Naviguant dans le hip-hop depuis une poignée d’années, alignant les prods sans jamais vraiment sortir de projet – alors qu’il a déjà plusieurs Boiler Room derrière lui -, Kutmah a enfin remédié au problème en dévoilant TROBBB!. Sorti en août dernier, TROBBB! est un album de 26 titres tumultueux, s’enchaînant à la manière d’un étourdissant voyage pysché, sombre et abstrait.

L’histoire de Justin McNulty aka Kutmah est des plus singulières et lui a fournie de la matière pour ce premier long-format officiel. Né à Brighton d’une mère égyptienne et d’un père écossais, il déménage aux USA à 12 ans et grandit à L.A., où il fera face à un certain nombre de discriminations. À l’école, ses camarades le surnomment « Black Belly Button » en référence à sa couleur de peau lorsqu’il revient de ses vacances d’été, où il rend visite à sa famille en Egypte. Un surnom raciste qui lui collera à la peau, au point de le réutiliser plus tard pour l’exorciser à travers ses productions.

En 2004, il commence à travailler derrière les platines et anime des soirées assez inédites à L.A. à cette époque, avec des battles de hip-hop et une jolie ribambelle de beatmakers talentueux. Mais en 2010 l’artiste est expulsé des Etats-Unis après avoir passé trois mois dans un centre de détention au Nouveau-Mexique. Il arrive au Royaume-Uni, séjourne à Manchester et Londres, avant de s’envoler vers Berlin où il réside encore à ce jour.
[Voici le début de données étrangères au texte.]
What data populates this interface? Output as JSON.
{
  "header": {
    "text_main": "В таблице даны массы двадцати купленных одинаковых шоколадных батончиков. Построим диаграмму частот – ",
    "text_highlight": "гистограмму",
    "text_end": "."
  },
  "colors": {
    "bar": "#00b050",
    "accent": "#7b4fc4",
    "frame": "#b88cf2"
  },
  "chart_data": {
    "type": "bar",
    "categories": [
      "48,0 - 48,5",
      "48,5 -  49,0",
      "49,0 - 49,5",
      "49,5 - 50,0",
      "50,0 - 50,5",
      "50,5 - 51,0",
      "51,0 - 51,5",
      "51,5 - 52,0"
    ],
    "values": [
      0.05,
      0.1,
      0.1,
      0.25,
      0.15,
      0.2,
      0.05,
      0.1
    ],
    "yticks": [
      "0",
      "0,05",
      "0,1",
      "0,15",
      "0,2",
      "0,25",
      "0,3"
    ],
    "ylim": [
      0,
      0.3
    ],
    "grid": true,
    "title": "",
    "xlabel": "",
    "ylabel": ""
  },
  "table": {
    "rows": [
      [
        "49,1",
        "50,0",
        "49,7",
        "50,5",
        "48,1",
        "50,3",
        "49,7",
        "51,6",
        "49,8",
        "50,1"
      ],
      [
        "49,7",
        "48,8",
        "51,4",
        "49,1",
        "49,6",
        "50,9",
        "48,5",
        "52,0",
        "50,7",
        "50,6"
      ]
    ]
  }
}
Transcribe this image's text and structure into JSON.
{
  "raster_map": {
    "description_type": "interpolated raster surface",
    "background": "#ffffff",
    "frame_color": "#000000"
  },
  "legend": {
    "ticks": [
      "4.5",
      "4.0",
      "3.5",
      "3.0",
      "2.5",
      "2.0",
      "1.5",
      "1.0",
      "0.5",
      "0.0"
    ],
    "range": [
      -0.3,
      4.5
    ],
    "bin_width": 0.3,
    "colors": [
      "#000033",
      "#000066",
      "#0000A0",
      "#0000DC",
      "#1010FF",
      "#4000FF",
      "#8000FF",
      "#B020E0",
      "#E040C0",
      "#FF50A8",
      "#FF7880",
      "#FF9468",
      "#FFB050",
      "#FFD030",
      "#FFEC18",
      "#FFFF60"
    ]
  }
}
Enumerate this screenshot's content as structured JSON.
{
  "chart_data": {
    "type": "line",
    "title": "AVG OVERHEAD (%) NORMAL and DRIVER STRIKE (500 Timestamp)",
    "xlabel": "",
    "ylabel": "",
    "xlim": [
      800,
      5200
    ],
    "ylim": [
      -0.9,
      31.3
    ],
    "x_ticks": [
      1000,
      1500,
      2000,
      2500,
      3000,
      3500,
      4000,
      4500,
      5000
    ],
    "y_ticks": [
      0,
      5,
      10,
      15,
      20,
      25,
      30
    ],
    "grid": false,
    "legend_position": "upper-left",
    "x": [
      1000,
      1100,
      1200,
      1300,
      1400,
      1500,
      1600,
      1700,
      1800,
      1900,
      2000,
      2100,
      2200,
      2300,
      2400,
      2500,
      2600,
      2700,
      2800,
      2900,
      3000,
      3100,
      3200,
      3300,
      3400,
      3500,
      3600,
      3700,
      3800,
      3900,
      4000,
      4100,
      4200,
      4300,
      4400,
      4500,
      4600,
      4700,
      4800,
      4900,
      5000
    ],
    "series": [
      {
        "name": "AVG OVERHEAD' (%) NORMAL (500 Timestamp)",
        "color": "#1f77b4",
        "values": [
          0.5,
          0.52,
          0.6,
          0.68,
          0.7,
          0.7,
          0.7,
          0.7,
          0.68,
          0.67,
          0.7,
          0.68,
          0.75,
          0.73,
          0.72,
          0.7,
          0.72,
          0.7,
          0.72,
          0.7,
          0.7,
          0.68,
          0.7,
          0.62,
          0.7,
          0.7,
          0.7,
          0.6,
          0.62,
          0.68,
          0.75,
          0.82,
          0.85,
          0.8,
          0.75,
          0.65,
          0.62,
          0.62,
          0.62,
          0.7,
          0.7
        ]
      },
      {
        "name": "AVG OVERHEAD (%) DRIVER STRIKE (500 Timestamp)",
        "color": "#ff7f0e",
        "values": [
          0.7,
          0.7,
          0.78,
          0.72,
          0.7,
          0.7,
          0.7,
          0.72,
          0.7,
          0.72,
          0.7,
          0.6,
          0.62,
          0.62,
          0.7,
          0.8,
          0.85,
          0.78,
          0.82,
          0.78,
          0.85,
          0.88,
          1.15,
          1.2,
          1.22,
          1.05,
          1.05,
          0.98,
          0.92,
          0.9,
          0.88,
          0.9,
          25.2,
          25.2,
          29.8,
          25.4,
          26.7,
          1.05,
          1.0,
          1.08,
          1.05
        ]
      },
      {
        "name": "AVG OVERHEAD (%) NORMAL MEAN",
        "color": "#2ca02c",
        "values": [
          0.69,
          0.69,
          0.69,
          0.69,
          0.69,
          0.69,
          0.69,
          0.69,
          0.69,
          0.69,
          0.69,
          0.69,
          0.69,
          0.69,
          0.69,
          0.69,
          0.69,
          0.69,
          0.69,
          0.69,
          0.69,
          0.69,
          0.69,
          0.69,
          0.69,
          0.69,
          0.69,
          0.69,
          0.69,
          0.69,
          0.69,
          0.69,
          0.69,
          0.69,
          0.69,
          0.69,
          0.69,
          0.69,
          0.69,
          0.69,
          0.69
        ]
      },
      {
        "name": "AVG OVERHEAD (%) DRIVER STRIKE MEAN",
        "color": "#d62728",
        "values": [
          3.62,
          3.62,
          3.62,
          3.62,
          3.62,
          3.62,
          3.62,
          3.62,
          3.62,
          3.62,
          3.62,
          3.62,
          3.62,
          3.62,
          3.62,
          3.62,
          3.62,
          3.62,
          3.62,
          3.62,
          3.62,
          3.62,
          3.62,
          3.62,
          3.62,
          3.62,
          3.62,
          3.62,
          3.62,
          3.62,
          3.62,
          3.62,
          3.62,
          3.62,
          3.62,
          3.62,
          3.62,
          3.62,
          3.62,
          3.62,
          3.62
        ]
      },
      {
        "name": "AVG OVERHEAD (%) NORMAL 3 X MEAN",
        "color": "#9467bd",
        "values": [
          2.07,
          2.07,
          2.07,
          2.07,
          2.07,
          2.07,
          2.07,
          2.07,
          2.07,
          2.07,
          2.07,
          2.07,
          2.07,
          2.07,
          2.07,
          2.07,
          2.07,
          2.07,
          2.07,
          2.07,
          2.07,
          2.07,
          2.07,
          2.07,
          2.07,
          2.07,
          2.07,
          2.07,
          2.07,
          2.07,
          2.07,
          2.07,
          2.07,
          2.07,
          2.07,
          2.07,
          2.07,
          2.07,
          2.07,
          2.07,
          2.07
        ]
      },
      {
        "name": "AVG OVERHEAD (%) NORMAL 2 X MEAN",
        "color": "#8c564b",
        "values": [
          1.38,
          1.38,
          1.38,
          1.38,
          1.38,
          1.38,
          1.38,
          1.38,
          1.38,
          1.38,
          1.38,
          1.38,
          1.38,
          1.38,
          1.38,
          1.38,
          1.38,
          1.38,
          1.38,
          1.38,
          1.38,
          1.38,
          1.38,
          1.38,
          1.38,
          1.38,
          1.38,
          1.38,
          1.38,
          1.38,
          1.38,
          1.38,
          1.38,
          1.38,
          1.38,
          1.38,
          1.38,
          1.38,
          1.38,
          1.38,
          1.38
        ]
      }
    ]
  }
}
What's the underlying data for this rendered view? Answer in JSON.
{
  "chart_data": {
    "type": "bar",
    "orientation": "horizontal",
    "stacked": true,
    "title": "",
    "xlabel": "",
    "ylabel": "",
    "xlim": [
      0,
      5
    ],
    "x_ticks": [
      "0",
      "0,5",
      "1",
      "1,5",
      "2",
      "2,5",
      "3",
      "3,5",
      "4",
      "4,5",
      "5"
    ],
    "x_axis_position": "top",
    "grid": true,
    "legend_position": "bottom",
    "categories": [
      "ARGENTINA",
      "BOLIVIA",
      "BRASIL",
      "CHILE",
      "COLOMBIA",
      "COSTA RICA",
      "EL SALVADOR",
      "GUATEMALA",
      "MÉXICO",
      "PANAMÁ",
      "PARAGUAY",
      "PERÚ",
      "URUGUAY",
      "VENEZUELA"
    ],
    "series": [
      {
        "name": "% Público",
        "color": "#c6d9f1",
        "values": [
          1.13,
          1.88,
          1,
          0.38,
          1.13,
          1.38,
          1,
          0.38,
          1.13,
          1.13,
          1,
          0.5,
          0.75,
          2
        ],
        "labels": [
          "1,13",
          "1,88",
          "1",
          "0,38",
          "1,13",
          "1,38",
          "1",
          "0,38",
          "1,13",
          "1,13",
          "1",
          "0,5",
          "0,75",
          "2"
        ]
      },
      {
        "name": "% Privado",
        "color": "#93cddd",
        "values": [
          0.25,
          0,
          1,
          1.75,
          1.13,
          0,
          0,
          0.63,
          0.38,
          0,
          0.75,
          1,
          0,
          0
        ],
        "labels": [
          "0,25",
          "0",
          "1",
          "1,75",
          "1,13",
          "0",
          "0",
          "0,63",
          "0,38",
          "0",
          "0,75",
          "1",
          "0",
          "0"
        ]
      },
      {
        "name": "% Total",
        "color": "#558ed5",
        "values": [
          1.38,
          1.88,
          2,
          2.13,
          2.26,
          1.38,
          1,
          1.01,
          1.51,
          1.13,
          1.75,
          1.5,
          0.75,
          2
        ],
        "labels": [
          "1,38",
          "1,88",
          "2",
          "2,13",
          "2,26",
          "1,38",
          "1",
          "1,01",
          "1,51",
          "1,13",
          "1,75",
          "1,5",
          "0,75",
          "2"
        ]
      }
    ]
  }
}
Récit de ses voyages faits de gré ou de force, de son passé et de ses différentes expériences comme curateur, DJ et producteur, ce disque est également la B.O d’un film, celui de sa propre histoire. Derrière TROBBB!, cette abréviation obscure qui nomme l’album, se cache en effet le titre revanchard « The Revenge Of Black Belly Button! », en référence à son surnom de jeunesse tant détesté.

Une chose est sûre, ses nouveaux camarades de jeu ne viennent pas du même terrain et s’intègrent à merveille dans l’album, notamment pour ses collaborations avec Gonsajufi, Jonwayne, Sach et Jeremiah Jae. Les morceaux s’articulent entre eux dans une sorte de spirale psychédélique, tribale et aérienne, avec de véritables fulgurances comme L.A Memories, Bury Me By The River ou encore Scorch 4 The Pheonix. À de nombreuses reprises mais plus particulièrement sur la deuxième partie de l’album, Kutmah s’autorise des saillies expérimentales, comme le jazz mystique de E2 7RW ou le drone hanté de Strangetown.

Le disque est à la fois très complet et dense, ce qui le rend difficile à aborder en quelques lignes. Les titres s’enchaînent et dessinent les contours d’un seul et même paysage sonore, riche et homogène, qu’il convient d’écouter sans coupure, afin de pénétrer de plein pied dans l’imaginaire de Kutmah. Et dès lors qu’on apprécie l’univers de l’artiste, la variété des instrus permettra forcément de trouver des morceaux qui collent à la peau, même si l’ensemble manifeste parfois quelques faiblesses.

L’album est paru chez Big Data, écurie où l’on trouve les Young Fathers, Roots Manuva ou encore Run The Jewels. Sa pochette est une photographie ayant survécu à un incendie de sa maison en 2007, détruisant la plupart de ses biens. Elle est le souvenir d’une amie de lycée (et plus si affinités) et l’un des seuls biens à avoir survécu aux flammes. L’afficher sur son premier album résonne pour Kutmah comme le testament d’une époque révolue, qui hante les notes de ce disque. Personnel et introspectif, sincère et inventif, on pourra accoler de nombreux adjectifs à cet album, qui retentit comme la plus réussie des vengeances.